Peeps, Peep This!

A Lap-Band to Duodenal Switch, Weight Loss Surgery, Chronicle

Perceptions of Obese Folks Eating Popcorn at the Movies January 27, 2010

Last Saturday my husband went up north snowmobiling so I decided to spend the day by myself rather than calling a friend. I love to have “me” days when I am completely alone and can do whatever I please without worrying if it pleases my company. So I decided to go to the movies and (a) watch Extraordinary Measures as well as Legion and (b) try movie theatre popcorn for the first time since my surgery 8 weeks ago.

I am able to eat popcorn at home but have been nervous about trying it at the movies since they use a different kind of butter. I have read that some folks are able to tolerate it and some are not so I did not want the first time to be while I was with someone else and have them watch me spend the afternoon in the can.

The end result was okay I guess. It tasted as good as I remembered it but I think I ate a bit too much of it. I did get small but ate it all. I felt find at first but then toward the middle of the 2nd movie I started to get pretty uncomfortable gas pains. I never ended up spending any time in the can and did not get stinky farts but did get some rumbling in the jungle but nothing I couldn’t handle. End result? I’d eat it again ….. this time with a friend in tow.

The reason for my post today though was something I saw while at the movies. I sat in the 2nd row up (I like to be able to put my feet on the railings) and the row below me is the bottom row; the main isle where you don’t have to climb stairs. I was sitting there waiting for the movie to start and in walks this heavy set man. I would guess him to weight in the 400’s at least. He was waddling from side to side and breathing heavy (this is a small theatre). In his hands he held an extra large popcorn bucket (which he refilled 2x in the course of the movie) and a 44 oz drink. I instantly passed judgment and then shamed myself for doing so. I found myself thinking things like “why would you eat that much popcorn if you’re that overweight?” and “why wouldn’t you think about WLS when you’re clearly that uncomfortable?” I was passing judgment on someone based on what I saw and felt terrible for it. I felt like such a hypocrite!

He had a hard time getting into the chair and lowered himself very, very slowly almost like he wasn’t sure if he’d fit and didn’t want to break it or get stuck. The chair did scream in protest as I heard the joints creaking and buckling under the pressure but he did get in. When he was seated I saw him looking around out of the corner of his eye trying to see who saw him ease into his chair and he also began tugging at the front of his shirt in an attempt to keep it from sticking to his every curve.
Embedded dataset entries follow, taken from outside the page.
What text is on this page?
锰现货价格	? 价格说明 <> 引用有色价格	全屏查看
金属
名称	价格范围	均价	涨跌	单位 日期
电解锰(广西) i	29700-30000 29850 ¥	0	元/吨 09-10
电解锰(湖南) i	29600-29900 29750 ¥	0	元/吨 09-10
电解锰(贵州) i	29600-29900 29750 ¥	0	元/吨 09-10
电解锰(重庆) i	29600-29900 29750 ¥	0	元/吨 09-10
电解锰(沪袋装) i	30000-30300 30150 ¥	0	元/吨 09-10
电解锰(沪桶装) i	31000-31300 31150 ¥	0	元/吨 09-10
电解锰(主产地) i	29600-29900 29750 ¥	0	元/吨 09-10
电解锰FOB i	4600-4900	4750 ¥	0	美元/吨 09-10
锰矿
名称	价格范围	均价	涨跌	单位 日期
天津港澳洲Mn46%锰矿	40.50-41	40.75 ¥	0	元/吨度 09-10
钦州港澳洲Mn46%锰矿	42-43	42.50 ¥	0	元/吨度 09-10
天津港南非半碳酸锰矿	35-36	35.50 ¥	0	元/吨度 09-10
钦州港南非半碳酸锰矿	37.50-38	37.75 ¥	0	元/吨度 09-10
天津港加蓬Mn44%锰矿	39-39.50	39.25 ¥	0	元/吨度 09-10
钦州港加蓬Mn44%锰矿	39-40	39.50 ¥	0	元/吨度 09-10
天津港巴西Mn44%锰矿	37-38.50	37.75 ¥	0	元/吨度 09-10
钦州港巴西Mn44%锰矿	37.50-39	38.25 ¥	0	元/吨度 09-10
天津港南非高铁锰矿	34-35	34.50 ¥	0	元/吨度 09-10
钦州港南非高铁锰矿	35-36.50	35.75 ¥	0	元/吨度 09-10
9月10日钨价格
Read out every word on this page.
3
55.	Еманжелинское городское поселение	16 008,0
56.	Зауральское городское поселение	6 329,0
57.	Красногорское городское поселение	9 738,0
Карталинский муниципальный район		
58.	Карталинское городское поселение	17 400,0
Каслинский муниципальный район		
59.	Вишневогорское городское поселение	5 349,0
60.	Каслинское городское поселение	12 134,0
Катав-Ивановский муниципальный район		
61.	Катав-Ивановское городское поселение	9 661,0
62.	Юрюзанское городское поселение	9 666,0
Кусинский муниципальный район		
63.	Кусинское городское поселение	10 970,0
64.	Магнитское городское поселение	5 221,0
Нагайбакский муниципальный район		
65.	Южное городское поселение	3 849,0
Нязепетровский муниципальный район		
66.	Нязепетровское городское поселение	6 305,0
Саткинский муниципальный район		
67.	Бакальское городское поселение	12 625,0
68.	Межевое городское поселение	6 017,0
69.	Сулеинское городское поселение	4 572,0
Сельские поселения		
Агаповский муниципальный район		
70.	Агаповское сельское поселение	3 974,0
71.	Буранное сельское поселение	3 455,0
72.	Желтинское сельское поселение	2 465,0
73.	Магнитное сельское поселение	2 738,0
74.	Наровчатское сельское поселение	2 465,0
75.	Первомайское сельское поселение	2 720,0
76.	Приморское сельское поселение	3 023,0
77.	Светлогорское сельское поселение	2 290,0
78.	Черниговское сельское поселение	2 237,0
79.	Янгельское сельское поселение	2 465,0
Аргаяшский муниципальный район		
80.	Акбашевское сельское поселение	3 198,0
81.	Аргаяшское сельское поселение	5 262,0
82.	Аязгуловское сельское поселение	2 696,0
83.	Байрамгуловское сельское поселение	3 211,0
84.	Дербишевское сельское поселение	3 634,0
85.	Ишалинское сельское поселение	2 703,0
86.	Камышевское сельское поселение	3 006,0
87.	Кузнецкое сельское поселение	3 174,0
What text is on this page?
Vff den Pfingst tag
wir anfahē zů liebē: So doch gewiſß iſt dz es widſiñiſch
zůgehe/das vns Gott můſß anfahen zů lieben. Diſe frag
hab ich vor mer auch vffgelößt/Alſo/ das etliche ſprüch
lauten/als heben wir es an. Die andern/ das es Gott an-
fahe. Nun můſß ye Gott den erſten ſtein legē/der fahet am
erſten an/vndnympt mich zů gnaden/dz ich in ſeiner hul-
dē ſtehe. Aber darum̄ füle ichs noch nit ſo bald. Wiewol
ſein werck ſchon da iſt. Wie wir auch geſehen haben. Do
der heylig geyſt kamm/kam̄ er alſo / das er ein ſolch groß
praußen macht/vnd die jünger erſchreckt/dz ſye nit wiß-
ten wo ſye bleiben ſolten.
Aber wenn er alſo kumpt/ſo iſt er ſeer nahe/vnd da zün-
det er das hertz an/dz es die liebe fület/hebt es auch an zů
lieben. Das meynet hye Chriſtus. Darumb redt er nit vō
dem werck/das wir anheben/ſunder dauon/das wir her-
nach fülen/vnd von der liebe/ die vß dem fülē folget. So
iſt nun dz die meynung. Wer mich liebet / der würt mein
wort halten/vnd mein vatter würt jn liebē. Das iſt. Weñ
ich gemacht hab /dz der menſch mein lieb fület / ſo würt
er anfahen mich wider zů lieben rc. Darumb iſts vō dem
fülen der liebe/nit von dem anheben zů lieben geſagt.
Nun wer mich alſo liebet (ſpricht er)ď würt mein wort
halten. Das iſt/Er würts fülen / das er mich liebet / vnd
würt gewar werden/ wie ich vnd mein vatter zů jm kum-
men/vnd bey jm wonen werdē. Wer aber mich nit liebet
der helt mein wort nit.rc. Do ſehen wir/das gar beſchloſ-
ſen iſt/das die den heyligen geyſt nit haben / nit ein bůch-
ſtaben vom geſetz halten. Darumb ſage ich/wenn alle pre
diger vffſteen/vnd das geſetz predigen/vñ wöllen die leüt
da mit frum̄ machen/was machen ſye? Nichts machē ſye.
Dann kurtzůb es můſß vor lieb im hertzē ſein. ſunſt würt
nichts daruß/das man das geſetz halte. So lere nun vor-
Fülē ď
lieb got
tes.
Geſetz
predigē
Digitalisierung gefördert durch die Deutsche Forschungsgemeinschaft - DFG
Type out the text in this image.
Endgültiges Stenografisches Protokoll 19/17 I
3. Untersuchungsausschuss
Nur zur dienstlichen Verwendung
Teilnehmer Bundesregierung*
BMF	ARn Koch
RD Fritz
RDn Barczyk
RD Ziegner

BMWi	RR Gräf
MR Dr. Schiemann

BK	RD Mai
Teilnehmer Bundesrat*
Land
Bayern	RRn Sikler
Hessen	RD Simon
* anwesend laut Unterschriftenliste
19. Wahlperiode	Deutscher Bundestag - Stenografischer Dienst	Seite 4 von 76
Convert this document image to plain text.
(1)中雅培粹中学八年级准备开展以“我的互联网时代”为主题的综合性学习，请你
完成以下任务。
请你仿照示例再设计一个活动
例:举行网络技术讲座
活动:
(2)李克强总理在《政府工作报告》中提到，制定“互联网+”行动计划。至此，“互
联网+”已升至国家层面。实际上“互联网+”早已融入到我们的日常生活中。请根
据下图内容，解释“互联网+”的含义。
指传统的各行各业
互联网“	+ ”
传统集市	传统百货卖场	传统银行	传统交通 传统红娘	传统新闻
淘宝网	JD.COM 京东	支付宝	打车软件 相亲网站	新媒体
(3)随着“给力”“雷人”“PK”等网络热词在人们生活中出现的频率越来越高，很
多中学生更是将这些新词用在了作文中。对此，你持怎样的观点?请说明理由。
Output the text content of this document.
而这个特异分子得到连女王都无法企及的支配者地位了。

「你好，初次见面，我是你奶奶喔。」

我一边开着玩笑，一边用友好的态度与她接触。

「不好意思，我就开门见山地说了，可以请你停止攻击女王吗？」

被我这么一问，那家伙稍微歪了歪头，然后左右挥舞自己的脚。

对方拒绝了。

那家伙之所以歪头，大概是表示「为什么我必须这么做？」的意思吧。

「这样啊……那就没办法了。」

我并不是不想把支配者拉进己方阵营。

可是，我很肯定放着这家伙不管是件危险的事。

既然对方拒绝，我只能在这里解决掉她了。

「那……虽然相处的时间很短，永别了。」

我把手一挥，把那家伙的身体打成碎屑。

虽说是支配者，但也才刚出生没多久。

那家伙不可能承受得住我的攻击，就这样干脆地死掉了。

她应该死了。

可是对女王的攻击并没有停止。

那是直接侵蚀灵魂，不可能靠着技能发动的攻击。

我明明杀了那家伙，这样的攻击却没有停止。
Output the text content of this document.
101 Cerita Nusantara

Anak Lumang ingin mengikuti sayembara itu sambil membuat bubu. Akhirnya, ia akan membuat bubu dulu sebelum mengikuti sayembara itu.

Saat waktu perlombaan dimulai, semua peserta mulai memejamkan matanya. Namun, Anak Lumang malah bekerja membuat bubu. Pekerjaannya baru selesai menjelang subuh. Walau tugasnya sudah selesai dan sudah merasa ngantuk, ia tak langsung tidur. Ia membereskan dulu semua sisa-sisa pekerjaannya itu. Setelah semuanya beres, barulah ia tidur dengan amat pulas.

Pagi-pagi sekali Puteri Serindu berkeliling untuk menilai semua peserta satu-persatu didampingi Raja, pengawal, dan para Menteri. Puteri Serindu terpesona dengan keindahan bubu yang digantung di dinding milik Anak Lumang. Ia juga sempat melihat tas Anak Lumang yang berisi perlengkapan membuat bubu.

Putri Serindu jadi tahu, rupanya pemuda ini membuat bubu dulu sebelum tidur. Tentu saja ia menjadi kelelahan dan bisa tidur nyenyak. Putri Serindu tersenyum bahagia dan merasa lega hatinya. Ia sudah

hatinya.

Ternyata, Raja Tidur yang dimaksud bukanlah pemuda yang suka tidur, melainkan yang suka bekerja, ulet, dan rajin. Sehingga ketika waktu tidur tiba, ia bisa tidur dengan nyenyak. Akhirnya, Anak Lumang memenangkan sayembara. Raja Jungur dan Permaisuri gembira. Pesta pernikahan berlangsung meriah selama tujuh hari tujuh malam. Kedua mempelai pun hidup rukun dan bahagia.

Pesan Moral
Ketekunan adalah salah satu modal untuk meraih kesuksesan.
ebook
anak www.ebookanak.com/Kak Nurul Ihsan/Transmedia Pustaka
I recognize this behavior because I WAS this person once upon a time. I find myself noticing and feeling sorry for overweight folks because in my mind I am saying “there’s help out there” and “you do not have to live like this” but then I realize I am being arrogant. How do I know he isn’t already checking into weight loss surgery? How do I know he hasn’t tried and been denied insurance coverage and is locked into a battle with them? Plus, how can I pass judgment on how much popcorn he’s eating or soda he is drinking when I have been there and I know the more you eat the more you CAN eat and that whole cycle? I felt so crappy by my presumptions I almost walked up to the man and hugged him!

My point of this is to say that I hate the way society (myself included) presumes to know what goes on in the mind of an overweight person and how they live their lives. People assume that it’s easy to order a small popcorn rather than a large knowing it’s the best choice when in reality if you’ve never been there, you really don’t understand how hard that is. It got me wondering if I would have viewed him differently if he were thin eating all that popcorn and the answer is probably so. I am thankful though that I’m aware of my tendency to do this and actively work to correct my thinking. I was this way even when I was at my heaviest so it’s not a “because your thinner” mentality. I used to think it about my own mother as a child. I remember being in the 5th grade being embarrassed when she’d have to come to the school for something. That shame and guilt has haunted me to this day and probably always will. She’s never known (or let on anyway) and I’d never tell her!

I too challenge you to change your thinking and how you perceive others who are not like yourself. I will actively work to avoid prejudgments and assumptions as I hope others will do when viewing me.